Evidence of tamponade, larger effusion volumes, and positive cytological findings are associated with poor prognosis with a mean survival of 2.8±1.3 months in a literature [4].
To our knowledge, our patient showed relatively good survival compared to other patients with metastatic PE, thus implicating an educational value. When the patient presented with mild dyspnea, immediate echocardiography demonstrated small amount of PE as the first manifestation of malignancy.

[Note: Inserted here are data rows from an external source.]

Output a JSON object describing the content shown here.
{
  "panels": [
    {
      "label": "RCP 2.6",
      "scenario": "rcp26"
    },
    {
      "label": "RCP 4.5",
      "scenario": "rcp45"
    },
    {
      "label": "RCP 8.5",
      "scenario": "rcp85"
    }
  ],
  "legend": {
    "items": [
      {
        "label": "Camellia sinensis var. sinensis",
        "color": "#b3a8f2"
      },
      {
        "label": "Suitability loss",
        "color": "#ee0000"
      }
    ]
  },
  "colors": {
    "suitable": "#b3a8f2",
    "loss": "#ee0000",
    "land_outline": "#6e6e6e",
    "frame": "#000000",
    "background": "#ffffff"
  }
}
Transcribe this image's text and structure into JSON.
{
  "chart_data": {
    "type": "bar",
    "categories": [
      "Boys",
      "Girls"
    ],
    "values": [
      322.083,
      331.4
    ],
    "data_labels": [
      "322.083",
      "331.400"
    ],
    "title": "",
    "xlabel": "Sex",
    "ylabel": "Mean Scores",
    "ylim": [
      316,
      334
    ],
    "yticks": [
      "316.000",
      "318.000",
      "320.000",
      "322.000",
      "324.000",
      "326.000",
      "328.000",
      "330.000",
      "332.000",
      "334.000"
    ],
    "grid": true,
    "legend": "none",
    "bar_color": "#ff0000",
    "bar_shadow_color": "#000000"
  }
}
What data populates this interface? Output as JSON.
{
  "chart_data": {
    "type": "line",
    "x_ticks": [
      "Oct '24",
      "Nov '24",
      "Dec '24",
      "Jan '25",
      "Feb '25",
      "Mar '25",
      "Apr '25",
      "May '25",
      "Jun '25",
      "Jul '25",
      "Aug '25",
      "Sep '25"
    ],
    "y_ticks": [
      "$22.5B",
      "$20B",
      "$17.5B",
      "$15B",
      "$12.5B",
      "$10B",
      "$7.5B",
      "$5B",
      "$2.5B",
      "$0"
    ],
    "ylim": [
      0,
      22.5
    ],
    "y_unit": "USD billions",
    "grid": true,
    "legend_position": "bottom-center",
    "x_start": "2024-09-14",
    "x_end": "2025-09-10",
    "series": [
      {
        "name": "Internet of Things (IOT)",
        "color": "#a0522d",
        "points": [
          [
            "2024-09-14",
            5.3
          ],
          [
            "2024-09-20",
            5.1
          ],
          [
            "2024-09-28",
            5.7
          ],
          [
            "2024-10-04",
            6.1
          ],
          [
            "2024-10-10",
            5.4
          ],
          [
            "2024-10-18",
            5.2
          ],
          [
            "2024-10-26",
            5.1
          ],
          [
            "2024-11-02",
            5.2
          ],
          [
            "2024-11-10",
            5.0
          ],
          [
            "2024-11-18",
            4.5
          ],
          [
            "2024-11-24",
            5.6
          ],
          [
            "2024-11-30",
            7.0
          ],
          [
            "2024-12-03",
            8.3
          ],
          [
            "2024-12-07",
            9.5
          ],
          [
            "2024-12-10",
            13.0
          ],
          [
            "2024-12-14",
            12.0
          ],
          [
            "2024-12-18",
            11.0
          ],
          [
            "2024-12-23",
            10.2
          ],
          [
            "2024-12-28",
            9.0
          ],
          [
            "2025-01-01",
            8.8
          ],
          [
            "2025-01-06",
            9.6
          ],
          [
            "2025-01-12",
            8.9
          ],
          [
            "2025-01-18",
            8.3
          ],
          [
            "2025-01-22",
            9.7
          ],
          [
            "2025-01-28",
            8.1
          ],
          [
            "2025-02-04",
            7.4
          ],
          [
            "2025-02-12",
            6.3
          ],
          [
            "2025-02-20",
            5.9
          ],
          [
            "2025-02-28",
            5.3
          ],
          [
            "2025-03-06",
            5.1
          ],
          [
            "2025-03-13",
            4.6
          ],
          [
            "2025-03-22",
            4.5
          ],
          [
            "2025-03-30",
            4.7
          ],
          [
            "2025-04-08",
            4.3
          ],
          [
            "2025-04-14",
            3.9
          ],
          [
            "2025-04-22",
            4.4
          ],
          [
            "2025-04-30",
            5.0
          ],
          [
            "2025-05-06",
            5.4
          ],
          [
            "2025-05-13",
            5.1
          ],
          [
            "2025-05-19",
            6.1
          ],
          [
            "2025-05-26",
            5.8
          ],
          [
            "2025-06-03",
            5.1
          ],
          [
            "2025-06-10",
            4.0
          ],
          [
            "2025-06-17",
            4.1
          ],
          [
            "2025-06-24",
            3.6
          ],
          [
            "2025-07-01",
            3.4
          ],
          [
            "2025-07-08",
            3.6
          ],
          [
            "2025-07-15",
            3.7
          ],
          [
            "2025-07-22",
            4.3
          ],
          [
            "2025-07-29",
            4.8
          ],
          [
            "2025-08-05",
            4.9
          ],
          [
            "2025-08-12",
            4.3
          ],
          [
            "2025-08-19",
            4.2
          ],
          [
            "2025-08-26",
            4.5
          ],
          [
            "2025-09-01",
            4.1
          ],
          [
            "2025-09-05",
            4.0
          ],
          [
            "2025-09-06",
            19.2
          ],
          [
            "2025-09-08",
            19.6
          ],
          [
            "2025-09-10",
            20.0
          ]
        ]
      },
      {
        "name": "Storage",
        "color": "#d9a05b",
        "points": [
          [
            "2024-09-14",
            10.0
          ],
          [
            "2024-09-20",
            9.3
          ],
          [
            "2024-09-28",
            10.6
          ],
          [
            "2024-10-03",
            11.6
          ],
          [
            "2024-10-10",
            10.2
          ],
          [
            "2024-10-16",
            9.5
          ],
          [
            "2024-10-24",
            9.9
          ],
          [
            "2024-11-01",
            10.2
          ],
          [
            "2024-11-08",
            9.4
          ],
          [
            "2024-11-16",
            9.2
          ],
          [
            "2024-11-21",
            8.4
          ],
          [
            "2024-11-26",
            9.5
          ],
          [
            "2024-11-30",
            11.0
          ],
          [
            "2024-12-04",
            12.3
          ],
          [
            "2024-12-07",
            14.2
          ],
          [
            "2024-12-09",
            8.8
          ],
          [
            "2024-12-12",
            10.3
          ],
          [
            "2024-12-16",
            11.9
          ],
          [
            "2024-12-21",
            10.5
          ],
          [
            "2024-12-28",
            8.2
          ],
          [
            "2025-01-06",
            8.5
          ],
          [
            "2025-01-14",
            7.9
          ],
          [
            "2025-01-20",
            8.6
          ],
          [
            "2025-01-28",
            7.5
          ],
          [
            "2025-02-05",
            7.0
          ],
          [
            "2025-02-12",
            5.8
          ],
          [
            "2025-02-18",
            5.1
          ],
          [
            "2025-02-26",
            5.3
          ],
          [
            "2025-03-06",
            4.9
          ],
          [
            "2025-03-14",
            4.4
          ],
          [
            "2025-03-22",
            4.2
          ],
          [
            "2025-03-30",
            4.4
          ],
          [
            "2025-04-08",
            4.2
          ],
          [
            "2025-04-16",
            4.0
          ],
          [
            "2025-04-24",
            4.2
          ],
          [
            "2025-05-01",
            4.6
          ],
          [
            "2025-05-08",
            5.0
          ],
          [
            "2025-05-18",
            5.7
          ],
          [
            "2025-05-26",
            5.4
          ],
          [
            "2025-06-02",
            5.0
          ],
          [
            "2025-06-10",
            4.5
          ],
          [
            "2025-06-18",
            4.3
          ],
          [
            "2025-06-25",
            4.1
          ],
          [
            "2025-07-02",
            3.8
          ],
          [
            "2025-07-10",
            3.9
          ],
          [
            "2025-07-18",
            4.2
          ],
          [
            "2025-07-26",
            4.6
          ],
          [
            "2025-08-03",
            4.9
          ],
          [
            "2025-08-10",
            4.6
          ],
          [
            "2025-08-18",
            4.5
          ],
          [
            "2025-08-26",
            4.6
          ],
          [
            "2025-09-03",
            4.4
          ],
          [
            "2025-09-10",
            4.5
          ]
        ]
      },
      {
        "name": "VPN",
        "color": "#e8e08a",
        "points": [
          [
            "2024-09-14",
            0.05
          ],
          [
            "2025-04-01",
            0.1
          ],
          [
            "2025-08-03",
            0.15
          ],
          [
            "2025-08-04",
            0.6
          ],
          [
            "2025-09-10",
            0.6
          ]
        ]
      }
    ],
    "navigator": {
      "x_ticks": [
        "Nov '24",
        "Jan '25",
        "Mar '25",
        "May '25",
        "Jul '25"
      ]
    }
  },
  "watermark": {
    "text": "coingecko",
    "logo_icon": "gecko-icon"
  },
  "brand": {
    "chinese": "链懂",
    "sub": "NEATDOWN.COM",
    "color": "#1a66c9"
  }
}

Although the etiology of PE was not clear and the invasive drainage procedure could be dangerous considering safety margin due to small amount of PE, the prompt and careful pericardial drainage without delay from hesitancy due to probability of procedure related risks or from wasting time for empirical anti-inflammatory therapy enabled us to early detect hidden ACUP. A complete drainage also might have enabled early removal of apparent tumor burden, thereby yielding better survival [5].